Electromagnetic radiation includes a spectrum of different waves known as the EM spectrum. These waves can be characterised in terms of wavelength, the distance between two successive peaks (or troughs) of a wave, and frequency, the number of complete wave cycles (oscillations) that pass a given point per second.

This is the electromagnetic spectrum.

The relationship between the frequency and wavelength of a wave is as follows.

$$ c=f\lambda $$

Furthermore, electromagnetic radiation can be described as a wave (it has a wavelength and frequency), and as a particle, and is said to have a dual nature.

The visible spectrum is a small facet within the EM spectrum. Wavelengths of visible light are normally expressed in nanometres ($nm$).

When electromagnetic radiation is absorbed or emitted by matter it behaves like a stream of particles.

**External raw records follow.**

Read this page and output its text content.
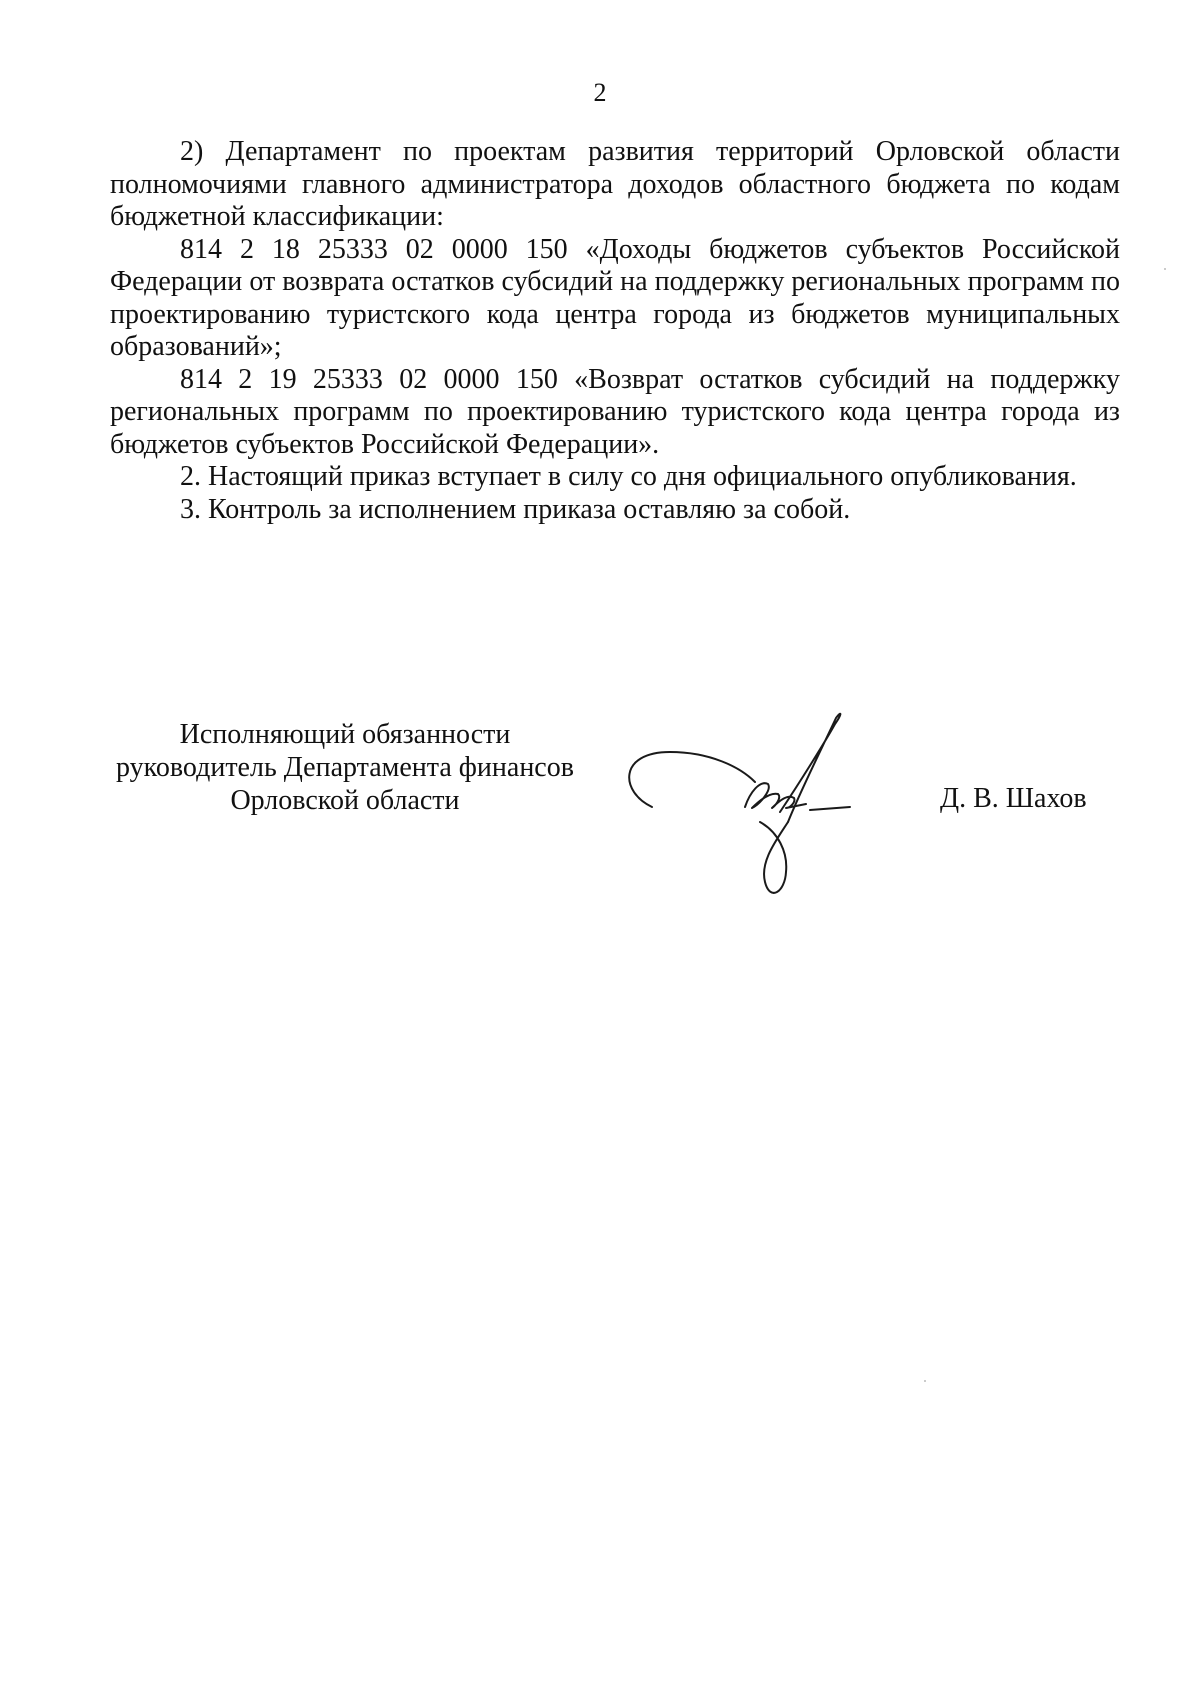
2

2) Департамент по проектам развития территорий Орловской области полномочиями главного администратора доходов областного бюджета по кодам бюджетной классификации:

814 2 18 25333 02 0000 150 «Доходы бюджетов субъектов Российской Федерации от возврата остатков субсидий на поддержку региональных программ по проектированию туристского кода центра города из бюджетов муниципальных образований»;

814 2 19 25333 02 0000 150 «Возврат остатков субсидий на поддержку региональных программ по проектированию туристского кода центра города из бюджетов субъектов Российской Федерации».

2. Настоящий приказ вступает в силу со дня официального опубликования.

3. Контроль за исполнением приказа оставляю за собой.

Исполняющий обязанности
руководитель Департамента финансов
Орловской области	Д. В. Шахов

These particles are known as photons.

→ A photon carries quantised energy proportional to the frequency of radiation.

When a photon is absorbed or emitted, energy is gained or lost by electrons within the substance.

→ The photons in high frequency radiation can transfer greater amounts of energy than photons in low frequency radiation.

The following relationships can be used to determine the energy associated with a single photon.

$$ E=hf $$

$$ E=\dfrac{hc}{\lambda} $$

The energy associated with one mole of photons can be given by the following relationships. The units of energy are often $kJ \space mol^{-1}$ (to convert to this from $J \space mol^{-1}$, the units which the calculated answer will be in normally, divide by $1000$).

$$ E=Lhf $$

$$ E=\dfrac{Lhc}{\lambda} $$

When energy is transferred to atoms, electrons within the atoms may be promoted to higher energy levels.

An atom emits a photon of light energy when an excited electron moves from a higher energy level to a lower energy level.